Here are each team’s odds for today’s games. Warning: If you’re a Slovak fan, it ain’t pretty:
|Visitor||Home||Visitor Win %||Home Win %|
Updating Our Predictions
As we move through the tournament, we’ll be able to use our initial predictions along with the results we observe to better predict each team’s talent. One way to do this is to convert our initial Expected Winning Percentages into Elo ratings and then update our ratings as the tournament is played. For example, if Canada were to lose to Slovakia in their first game of the tournament, our estimate of their single game Expected Winning Percentage would drop from 88.1% to 81.3%, which would make them underdogs to the US in the overall tournament. If they win, however, our rating remains effectively unchanged, reflecting the fact that Canada are huge favourites when playing the Slovaks.
I’m on keeping these predictions updated as the tournament continues – I’ve set the K-factor in the Elo ratings (the variable that describes how quickly the ratings change) pretty high since it’s such a small tournament and we’ll need the model to adjust quickly as we observe results. I’m also planning to go back and look at past tournaments to see how well the model has performed in the past.
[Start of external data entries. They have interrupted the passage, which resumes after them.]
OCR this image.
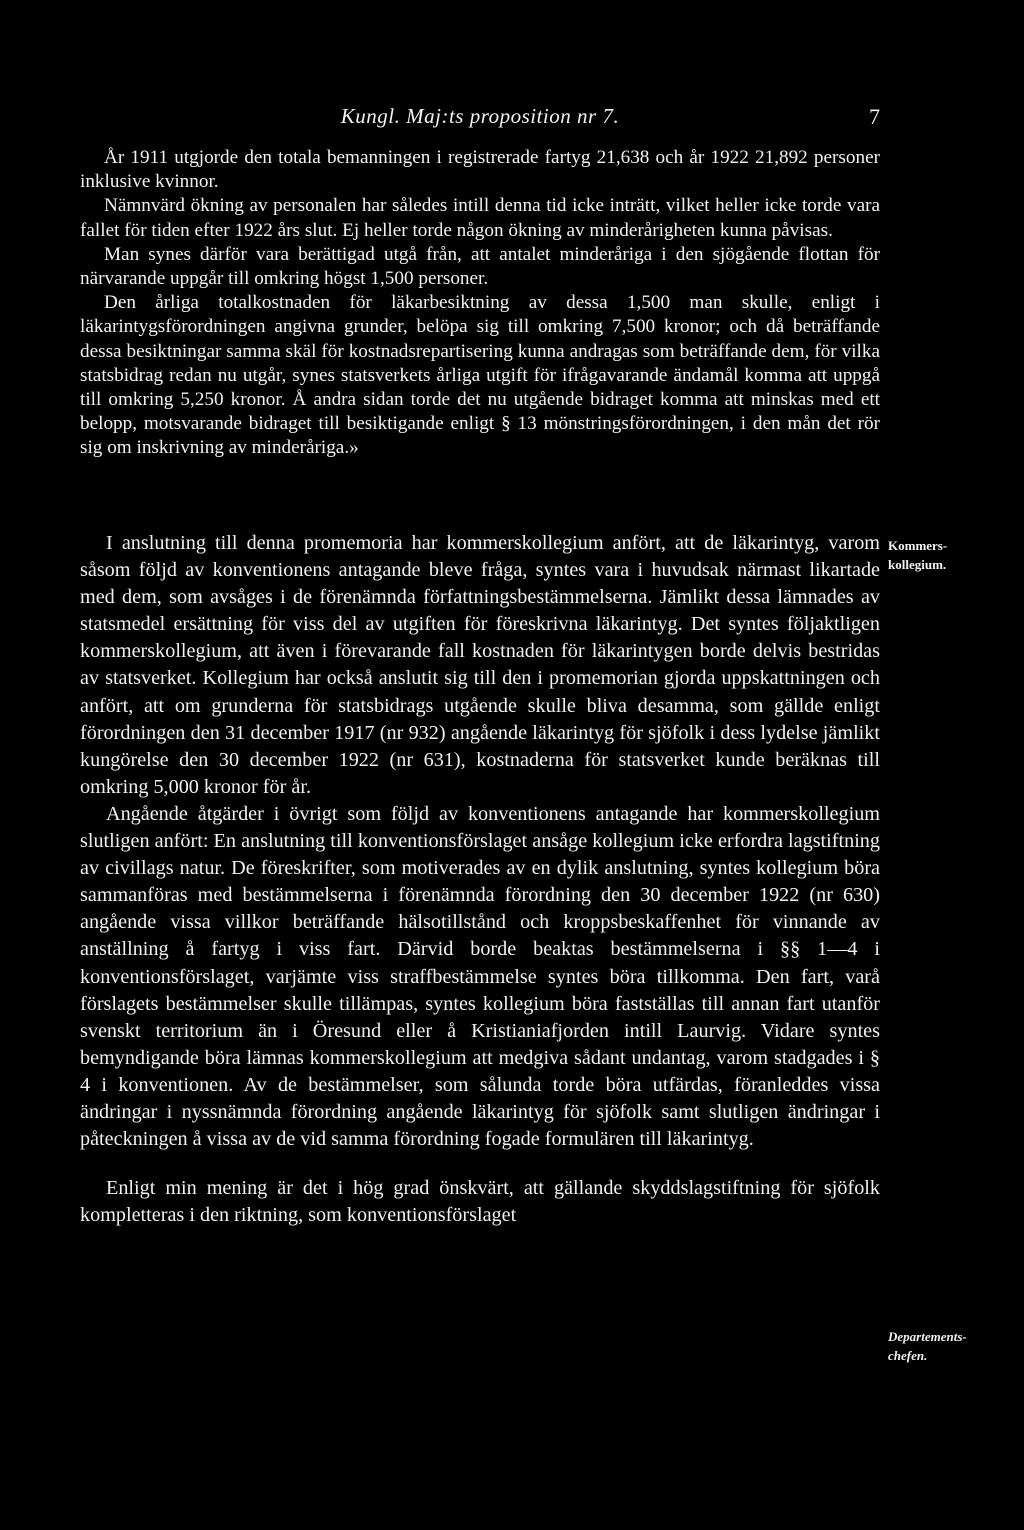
Kungl. Maj:ts proposition nr 7.	7

År 1911 utgjorde den totala bemanningen i registrerade fartyg 21,638 och år 1922 21,892 personer inklusive kvinnor.

Nämnvärd ökning av personalen har således intill denna tid icke inträtt, vilket heller icke torde vara fallet för tiden efter 1922 års slut. Ej heller torde någon ökning av minderårigheten kunna påvisas.

Man synes därför vara berättigad utgå från, att antalet minderåriga i den sjögående flottan för närvarande uppgår till omkring högst 1,500 personer.

Den årliga totalkostnaden för läkarbesiktning av dessa 1,500 man skulle, enligt i läkarintygsförordningen angivna grunder, belöpa sig till omkring 7,500 kronor; och då beträffande dessa besiktningar samma skäl för kostnadsrepartisering kunna andragas som beträffande dem, för vilka statsbidrag redan nu utgår, synes statsverkets årliga utgift för ifrågavarande ändamål komma att uppgå till omkring 5,250 kronor. Å andra sidan torde det nu utgående bidraget komma att minskas med ett belopp, motsvarande bidraget till besiktigande enligt § 13 mönstringsförordningen, i den mån det rör sig om inskrivning av minderåriga.»

I anslutning till denna promemoria har kommerskollegium anfört, att de läkarintyg, varom såsom följd av konventionens antagande bleve fråga, syntes vara i huvudsak närmast likartade med dem, som avsåges i de förenämnda författningsbestämmelserna. Jämlikt dessa lämnades av statsmedel ersättning för viss del av utgiften för föreskrivna läkarintyg. Det syntes följaktligen kommerskollegium, att även i förevarande fall kostnaden för läkarintygen borde delvis bestridas av statsverket. Kollegium har också anslutit sig till den i promemorian gjorda uppskattningen och anfört, att om grunderna för statsbidrags utgående skulle bliva desamma, som gällde enligt förordningen den 31 december 1917 (nr 932) angående läkarintyg för sjöfolk i dess lydelse jämlikt kungörelse den 30 december 1922 (nr 631), kostnaderna för statsverket kunde beräknas till omkring 5,000 kronor för år.

Angående åtgärder i övrigt som följd av konventionens antagande har kommerskollegium slutligen anfört: En anslutning till konventionsförslaget ansåge kollegium icke erfordra lagstiftning av civillags natur. De föreskrifter, som motiverades av en dylik anslutning, syntes kollegium böra sammanföras med bestämmelserna i förenämnda förordning den 30 december 1922 (nr 630) angående vissa villkor beträffande hälsotillstånd och kroppsbeskaffenhet för vinnande av anställning å fartyg i viss fart. Därvid borde beaktas bestämmelserna i §§ 1—4 i konventionsförslaget, varjämte viss straffbestämmelse syntes böra tillkomma. Den fart, varå förslagets bestämmelser skulle tillämpas, syntes kollegium böra fastställas till annan fart utanför svenskt territorium än i Öresund eller å Kristianiafjorden intill Laurvig. Vidare syntes bemyndigande böra lämnas kommerskollegium att medgiva sådant undantag, varom stadgades i § 4 i konventionen. Av de bestämmelser, som sålunda torde böra utfärdas, föranleddes vissa ändringar i nyssnämnda förordning angående läkarintyg för sjöfolk samt slutligen ändringar i påteckningen å vissa av de vid samma förordning fogade formulären till läkarintyg.

Enligt min mening är det i hög grad önskvärt, att gällande skyddslagstiftning för sjöfolk kompletteras i den riktning, som konventionsförslaget

Kommers-
kollegium.
Departements-
chefen.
There may be biases in the data or methodology that we’ll be able to identify by going over previous year’s results. In particular, I’m worried that the methodology may be overestimating the odds of the North American teams – it may be that we really do have two truly dominant teams this year, but there’s always the possibility that players playing in Europe are getting less credit than they deserve. The other thing to keep in mind is that this is only a 7 game tournament and anything can happen, especially when you take the inherent randomness of goalies into account. While Canada may be the statistical favourite, there’s no way to predict when a goalie will shoot the puck into his own net off of his defenceman (obviously, a totally wild hypothetical example). Our stats may help us make better guesses, but they still won’t make it any easier for Canadians to watch their team battle in a one goal game for their first gold medal in 6 years.